Children’s Initiative: Ensuring Every Child Lives up to His or Her Full Potential

May 26, 2009
Press

On any given day, thousands of people visit our nation’s capital to promote an issue.  They are all dedicated to helping a cause and in many cases dedicated to improving lives across this country. 

One such group holds a special place in my heart.  Earlier this month, I had the pleasure of spending some time at the Down Syndrome Affiliates in Action conference.  I was touched to see more than 300 people from around the country make their way to Washington to promote public policies that can significantly enhance the quality of life for individuals with Down syndrome as well as many others. 

Every parent has hopes and dreams for their child; Down syndrome is not on the list. When our son, Cole, was born with Down syndrome, it is not what we expected, yet we have embraced him as the special gift from God that he is.  We are developing new dreams for our son and other children with Down syndrome. 

As a founder and co-chair of the Congressional Down Syndrome Caucus, I was honored to talk the National Down Syndrome Society and the National Down Syndrome Congress on our shared goals to ensure every child lives up to his or her full potential.

Our first priority is to fully fund the Prenatally and Postnatally Diagnosed Conditions Awareness Act.  The bill was signed into law last year and will provide current, reliable information about the services and support networks available for parents who either receive the news that their child may be born or their young child has been diagnosed with a genetic disorder or abnormality.

I understand first-hand how difficult this is for parents.  The news that your child may have a disability is shocking.  The fear of the unknown can be overwhelming and we need to ensure that parents are not only told about the risks, but are also given information about the potential, resources and support that exists.

I believe the law, known as the Kennedy-Brownback bill, is an important step forward.

Next, access to a top-notch education should be available to all citizens in this country, including those with Down syndrome and other special needs.  As a member of the House Education and Labor Committee, I believe this year’s reauthorization of No Child Left Behind is a real opportunity to improve special education in our country. 

Another priority is the passage of the Achieving Better Life Experience (ABLE) accounts, a bill introduced by Senator Bob Casey and Representative Ander Crenshaw, to encourage individuals with disabilities and their families to save, tax-free, for disability related expenses.  Similar to college savings accounts or IRAs that let people put aside funds for education, medical needs, and retirement, ABLE accounts would allow people with disabilities to become more financially independent and to save money while reducing their dependency on public benefits.

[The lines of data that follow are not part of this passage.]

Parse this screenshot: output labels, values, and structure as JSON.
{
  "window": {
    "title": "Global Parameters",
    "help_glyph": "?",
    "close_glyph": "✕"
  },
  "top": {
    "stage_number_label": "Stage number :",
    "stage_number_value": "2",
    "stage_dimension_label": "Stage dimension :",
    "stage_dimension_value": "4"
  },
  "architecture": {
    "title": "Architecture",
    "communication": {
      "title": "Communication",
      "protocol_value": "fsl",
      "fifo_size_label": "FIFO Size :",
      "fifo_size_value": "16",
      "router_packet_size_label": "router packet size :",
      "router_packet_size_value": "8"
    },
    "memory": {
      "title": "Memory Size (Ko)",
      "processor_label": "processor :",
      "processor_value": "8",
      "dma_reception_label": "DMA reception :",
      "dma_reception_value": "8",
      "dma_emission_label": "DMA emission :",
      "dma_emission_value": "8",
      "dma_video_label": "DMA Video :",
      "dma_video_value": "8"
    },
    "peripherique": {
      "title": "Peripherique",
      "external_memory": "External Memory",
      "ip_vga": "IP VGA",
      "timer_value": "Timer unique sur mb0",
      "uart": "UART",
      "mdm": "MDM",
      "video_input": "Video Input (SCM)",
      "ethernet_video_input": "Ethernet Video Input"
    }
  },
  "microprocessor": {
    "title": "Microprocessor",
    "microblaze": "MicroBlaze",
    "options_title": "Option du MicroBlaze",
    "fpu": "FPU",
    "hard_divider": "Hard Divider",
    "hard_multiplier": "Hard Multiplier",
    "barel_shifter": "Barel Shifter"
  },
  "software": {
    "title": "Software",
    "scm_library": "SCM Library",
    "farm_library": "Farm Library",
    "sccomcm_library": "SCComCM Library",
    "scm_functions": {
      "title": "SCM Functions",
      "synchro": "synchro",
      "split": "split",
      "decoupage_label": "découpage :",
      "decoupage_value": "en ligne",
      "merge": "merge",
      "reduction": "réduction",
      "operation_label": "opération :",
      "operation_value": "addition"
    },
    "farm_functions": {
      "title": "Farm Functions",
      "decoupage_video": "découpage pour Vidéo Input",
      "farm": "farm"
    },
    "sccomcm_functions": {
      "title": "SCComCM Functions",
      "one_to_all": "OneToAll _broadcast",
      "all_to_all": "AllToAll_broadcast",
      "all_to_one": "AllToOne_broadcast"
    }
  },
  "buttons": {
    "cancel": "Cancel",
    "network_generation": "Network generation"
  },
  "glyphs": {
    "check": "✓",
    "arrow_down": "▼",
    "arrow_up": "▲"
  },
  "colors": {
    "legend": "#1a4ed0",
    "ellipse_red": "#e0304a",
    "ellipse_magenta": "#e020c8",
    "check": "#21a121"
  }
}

When we launched the Congressional Down Syndrome Caucus last May, the National Institutes of Health presented its 10 year research plan for Down syndrome.  It’s especially encouraging to see the coordination and emphasis on cross disciplinary institutes.  For example, National Heart, Lung and Blood Institute will support studies of the genes that contribute to sleep apnea and heart malformations common with Down syndrome and National Institute of Aging as Alzheimer’s will study the 21st chromosome, duplicate in people with Down syndrome, and now where the Alzheimer’s gene has been isolated.  This research has the potential to help those with Down syndrome as well as many others with associated impacts related to the 21st chromosome. 

Now, we need to fund the plan.  NIH funding has decreased from $23 million in 2003 to $17 million in 2008.  With nearly 400,000 people with Down syndrome in America, this means only $40 is committed in research for each person with Down syndrome compared to $3,000 for each person with Cystic Fibrosis or $1,433 for each person with ALS.  We are encouraging NIH to use some of the $10 billion it received as part of the American Investment and Recovery Act on funding the Down syndrome research plan. 

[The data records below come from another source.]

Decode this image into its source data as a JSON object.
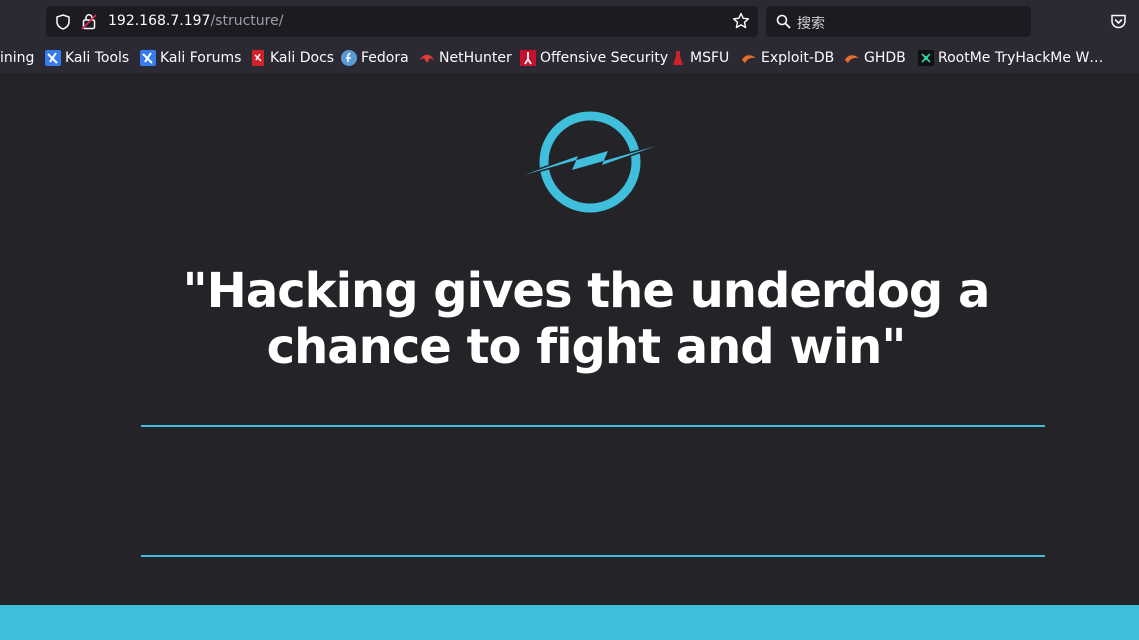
{
  "browser": {
    "url_host": "192.168.7.197",
    "url_path": "/structure/",
    "search_placeholder": "搜索",
    "bookmarks": [
      {
        "label": "ining",
        "icon": "none"
      },
      {
        "label": "Kali Tools",
        "icon": "kali-icon"
      },
      {
        "label": "Kali Forums",
        "icon": "kali-icon"
      },
      {
        "label": "Kali Docs",
        "icon": "kali-docs-icon"
      },
      {
        "label": "Fedora",
        "icon": "fedora-icon"
      },
      {
        "label": "NetHunter",
        "icon": "nethunter-icon"
      },
      {
        "label": "Offensive Security",
        "icon": "offsec-icon"
      },
      {
        "label": "MSFU",
        "icon": "msfu-icon"
      },
      {
        "label": "Exploit-DB",
        "icon": "exploitdb-icon"
      },
      {
        "label": "GHDB",
        "icon": "ghdb-icon"
      },
      {
        "label": "RootMe TryHackMe W…",
        "icon": "rootme-icon"
      }
    ]
  },
  "page": {
    "quote_line1": "\"Hacking gives the underdog a",
    "quote_line2": "chance to fight and win\""
  },
  "colors": {
    "accent": "#3fbfdb",
    "background": "#232328",
    "chrome": "#2b2a33"
  }
}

These are some of the first steps we need to take to help individuals with disabilities have an opportunity to lead full, happy and productive lives.  Because of my personal experiences, I have made this my personal goal. 

Seeing so many people come to Washington, D.C. with such energy and strength for the Down Syndrome Affiliates in Action conference made me optimistic about the future for Cole, and for the thousands of others with Down syndrome and others with disabilities.